Battles – Juice B Crypts

Das vierte Studioalbum „Juice B Crypts“ wurde von Chris Tabron produziert. Musikalische Gäste darauf sind Jon Anderson, Sal Principato, Xenia Rubinos, Shabazz Palaces, Prairie WWWW und Tune-Yards. Vielleicht, oder auch gerade deswegen erobert das neue Album der Battles den Funk. Es war nicht immer offensichtlich, aber seit ihrer Gründung im Jahr 2002 befanden sich die Battles auf einer allmächtigen Suche nach dem Funk. Auf „Juice B Crypts“ haben sie es vielleicht gerade gefunden. Wie ein Kolibri im Flug lassen die Battles dabei ihre komplexen Kombinationen sorglos und schwerelos aussehen. 

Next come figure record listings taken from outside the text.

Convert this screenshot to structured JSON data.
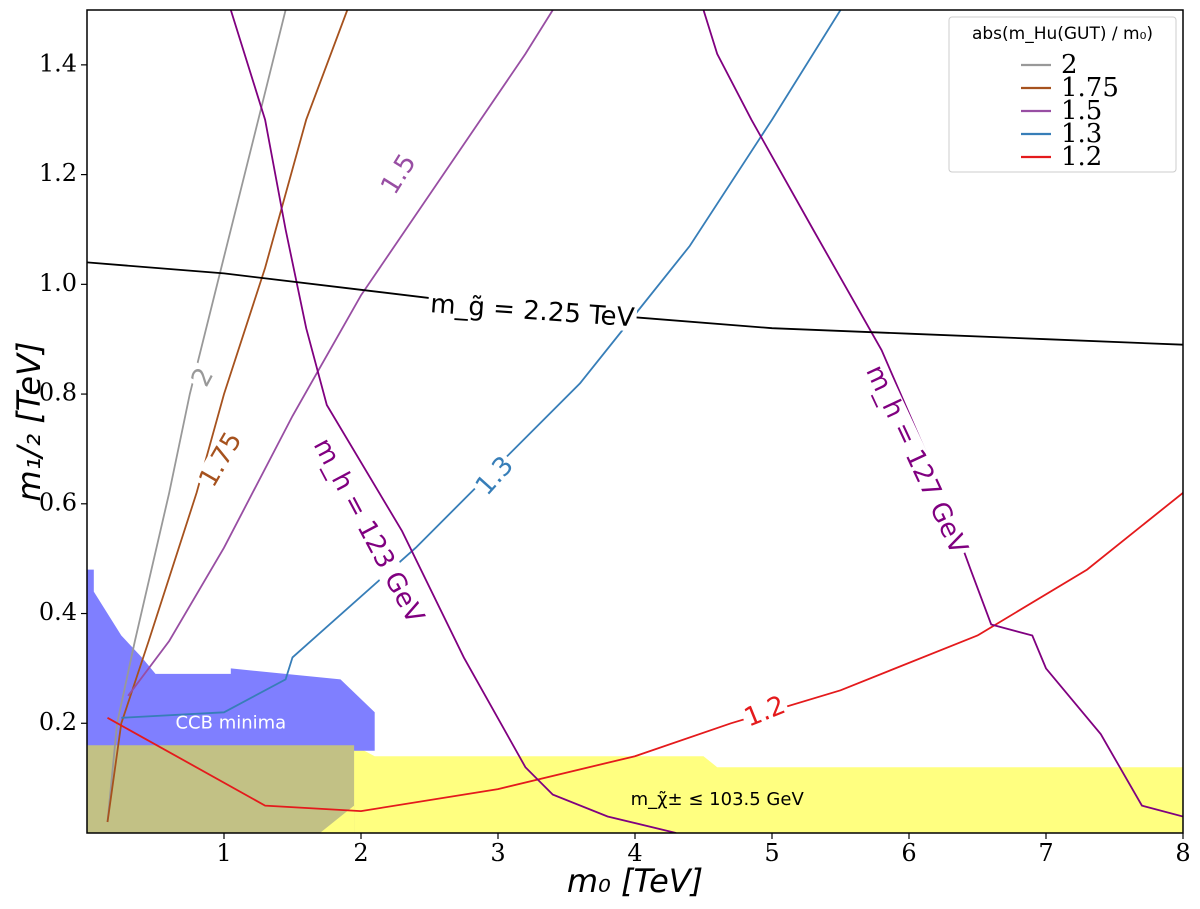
{
  "chart_data": {
    "type": "line",
    "xlabel": "m₀ [TeV]",
    "ylabel": "m₁/₂ [TeV]",
    "xlim": [
      0,
      8
    ],
    "ylim": [
      0,
      1.5
    ],
    "x_ticks": [
      "1",
      "2",
      "3",
      "4",
      "5",
      "6",
      "7",
      "8"
    ],
    "y_ticks": [
      "0.2",
      "0.4",
      "0.6",
      "0.8",
      "1.0",
      "1.2",
      "1.4"
    ],
    "grid": false,
    "legend": {
      "title": "abs(m_Hu(GUT) / m₀)",
      "placement": "top-right",
      "entries": [
        {
          "label": "2",
          "color": "#999999"
        },
        {
          "label": "1.75",
          "color": "#a6521e"
        },
        {
          "label": "1.5",
          "color": "#984ea3"
        },
        {
          "label": "1.3",
          "color": "#377eb8"
        },
        {
          "label": "1.2",
          "color": "#e41a1c"
        }
      ]
    },
    "series": [
      {
        "name": "2",
        "color": "#999999",
        "label": "2",
        "points": [
          [
            0.15,
            0.02
          ],
          [
            0.22,
            0.2
          ],
          [
            0.35,
            0.35
          ],
          [
            0.6,
            0.62
          ],
          [
            0.75,
            0.8
          ],
          [
            1.0,
            1.05
          ],
          [
            1.25,
            1.3
          ],
          [
            1.45,
            1.5
          ]
        ]
      },
      {
        "name": "1.75",
        "color": "#a6521e",
        "label": "1.75",
        "points": [
          [
            0.15,
            0.02
          ],
          [
            0.25,
            0.2
          ],
          [
            0.45,
            0.35
          ],
          [
            0.8,
            0.62
          ],
          [
            1.0,
            0.8
          ],
          [
            1.3,
            1.03
          ],
          [
            1.6,
            1.3
          ],
          [
            1.9,
            1.5
          ]
        ]
      },
      {
        "name": "1.5",
        "color": "#984ea3",
        "label": "1.5",
        "points": [
          [
            0.3,
            0.25
          ],
          [
            0.6,
            0.35
          ],
          [
            1.0,
            0.52
          ],
          [
            1.5,
            0.76
          ],
          [
            2.0,
            0.98
          ],
          [
            2.6,
            1.2
          ],
          [
            3.2,
            1.42
          ],
          [
            3.4,
            1.5
          ]
        ]
      },
      {
        "name": "1.3",
        "color": "#377eb8",
        "label": "1.3",
        "points": [
          [
            0.25,
            0.21
          ],
          [
            1.0,
            0.22
          ],
          [
            1.45,
            0.28
          ],
          [
            1.5,
            0.32
          ],
          [
            2.4,
            0.52
          ],
          [
            3.6,
            0.82
          ],
          [
            4.4,
            1.07
          ],
          [
            5.0,
            1.3
          ],
          [
            5.5,
            1.5
          ]
        ]
      },
      {
        "name": "1.2",
        "color": "#e41a1c",
        "label": "1.2",
        "points": [
          [
            0.15,
            0.21
          ],
          [
            1.3,
            0.05
          ],
          [
            2.0,
            0.04
          ],
          [
            3.0,
            0.08
          ],
          [
            4.0,
            0.14
          ],
          [
            4.7,
            0.2
          ],
          [
            5.5,
            0.26
          ],
          [
            6.5,
            0.36
          ],
          [
            7.3,
            0.48
          ],
          [
            8.0,
            0.62
          ]
        ]
      }
    ],
    "contours": [
      {
        "label": "m_h = 123 GeV",
        "color": "#800080",
        "points": [
          [
            1.05,
            1.5
          ],
          [
            1.3,
            1.3
          ],
          [
            1.45,
            1.1
          ],
          [
            1.6,
            0.92
          ],
          [
            1.75,
            0.78
          ],
          [
            2.3,
            0.55
          ],
          [
            2.75,
            0.32
          ],
          [
            3.2,
            0.12
          ],
          [
            3.4,
            0.07
          ],
          [
            3.8,
            0.03
          ],
          [
            4.3,
            0.0
          ]
        ]
      },
      {
        "label": "m_h = 127 GeV",
        "color": "#800080",
        "points": [
          [
            4.5,
            1.5
          ],
          [
            4.6,
            1.42
          ],
          [
            4.85,
            1.3
          ],
          [
            5.3,
            1.1
          ],
          [
            5.8,
            0.88
          ],
          [
            6.2,
            0.65
          ],
          [
            6.45,
            0.48
          ],
          [
            6.6,
            0.38
          ],
          [
            6.9,
            0.36
          ],
          [
            7.0,
            0.3
          ],
          [
            7.4,
            0.18
          ],
          [
            7.7,
            0.05
          ],
          [
            8.0,
            0.03
          ]
        ]
      },
      {
        "label": "m_g̃ = 2.25 TeV",
        "color": "#000000",
        "points": [
          [
            0.0,
            1.04
          ],
          [
            1.0,
            1.02
          ],
          [
            2.0,
            0.99
          ],
          [
            3.0,
            0.96
          ],
          [
            4.0,
            0.94
          ],
          [
            5.0,
            0.92
          ],
          [
            6.0,
            0.91
          ],
          [
            7.0,
            0.9
          ],
          [
            8.0,
            0.89
          ]
        ]
      }
    ],
    "regions": [
      {
        "label": "CCB minima",
        "color": "#7f7fff",
        "points": [
          [
            0,
            0.48
          ],
          [
            0.05,
            0.48
          ],
          [
            0.05,
            0.44
          ],
          [
            0.25,
            0.36
          ],
          [
            0.4,
            0.32
          ],
          [
            0.5,
            0.29
          ],
          [
            1.05,
            0.29
          ],
          [
            1.05,
            0.3
          ],
          [
            1.85,
            0.28
          ],
          [
            2.1,
            0.22
          ],
          [
            2.1,
            0.15
          ],
          [
            0,
            0.15
          ]
        ]
      },
      {
        "label": "m_χ̃± ≤ 103.5 GeV",
        "color": "#ffff80",
        "points": [
          [
            0,
            0.16
          ],
          [
            1.95,
            0.16
          ],
          [
            2.1,
            0.14
          ],
          [
            4.5,
            0.14
          ],
          [
            4.6,
            0.12
          ],
          [
            8.0,
            0.12
          ],
          [
            8.0,
            0.0
          ],
          [
            0,
            0.0
          ]
        ]
      }
    ],
    "annotations": {
      "ccb": "CCB minima",
      "chargino": "m_χ̃± ≤ 103.5 GeV",
      "gluino": "m_g̃ = 2.25 TeV",
      "higgs123": "m_h = 123 GeV",
      "higgs127": "m_h = 127 GeV"
    }
  }
}
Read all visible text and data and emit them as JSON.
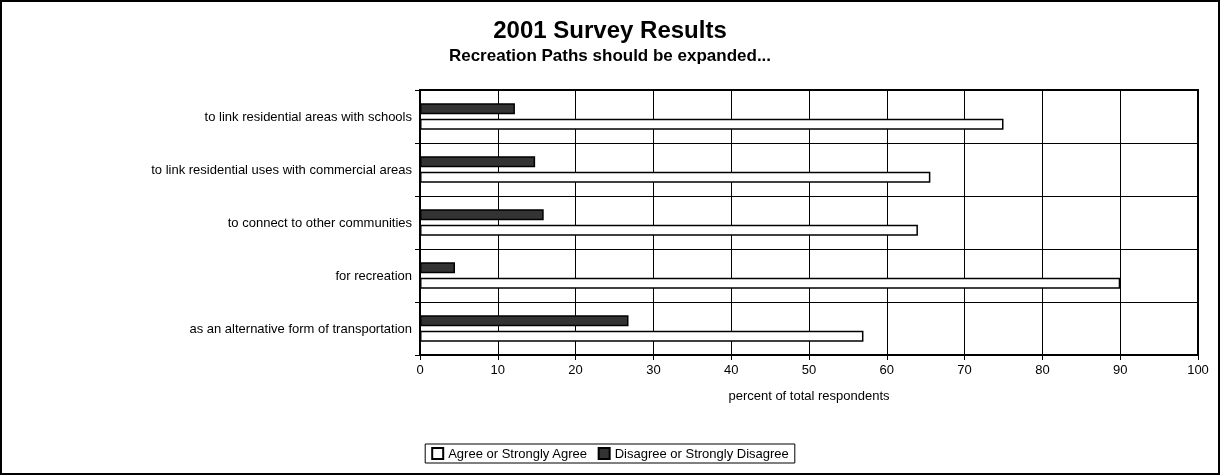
{
  "chart_data": {
    "type": "bar",
    "orientation": "horizontal",
    "title": "2001 Survey Results",
    "subtitle": "Recreation Paths should be expanded...",
    "xlabel": "percent of total respondents",
    "categories": [
      "to link residential areas with schools",
      "to link residential uses with commercial areas",
      "to connect to other communities",
      "for recreation",
      "as an alternative form of transportation"
    ],
    "series": [
      {
        "name": "Agree or Strongly Agree",
        "color": "#ffffff",
        "values": [
          75,
          65.6,
          64,
          90,
          57
        ]
      },
      {
        "name": "Disagree or Strongly Disagree",
        "color": "#333333",
        "values": [
          12.2,
          14.8,
          15.9,
          4.5,
          26.8
        ]
      }
    ],
    "xlim": [
      0,
      100
    ],
    "xticks": [
      0,
      10,
      20,
      30,
      40,
      50,
      60,
      70,
      80,
      90,
      100
    ],
    "grid": true,
    "legend": "bottom"
  }
}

Es ist eine Energie, die konstant ist – unbeeinflusst von der Tatsache, dass die Band seit ihrer Gründung immer kleiner geworden ist. Der Sänger Tydonai Braxton ist 2010 gegangen und 2018 auch der Bassist Dave Konapa. Wie kann eine Band, die auf die Hälfte ihrer ursprünglichen Größe geschrumpft ist, ihr charakteristisches Gefühl von komplizierter Leichtigkeit bewahren? „Juice B Crypts“ antwortet mit 11 knotigen, elektronischen Rätseln. Es ist eine Antwort, die weniger eine Widerlegung der Frage als vielmehr eine Ablehnung dessen ist, warum sie überhaupt gestellt werden muss. 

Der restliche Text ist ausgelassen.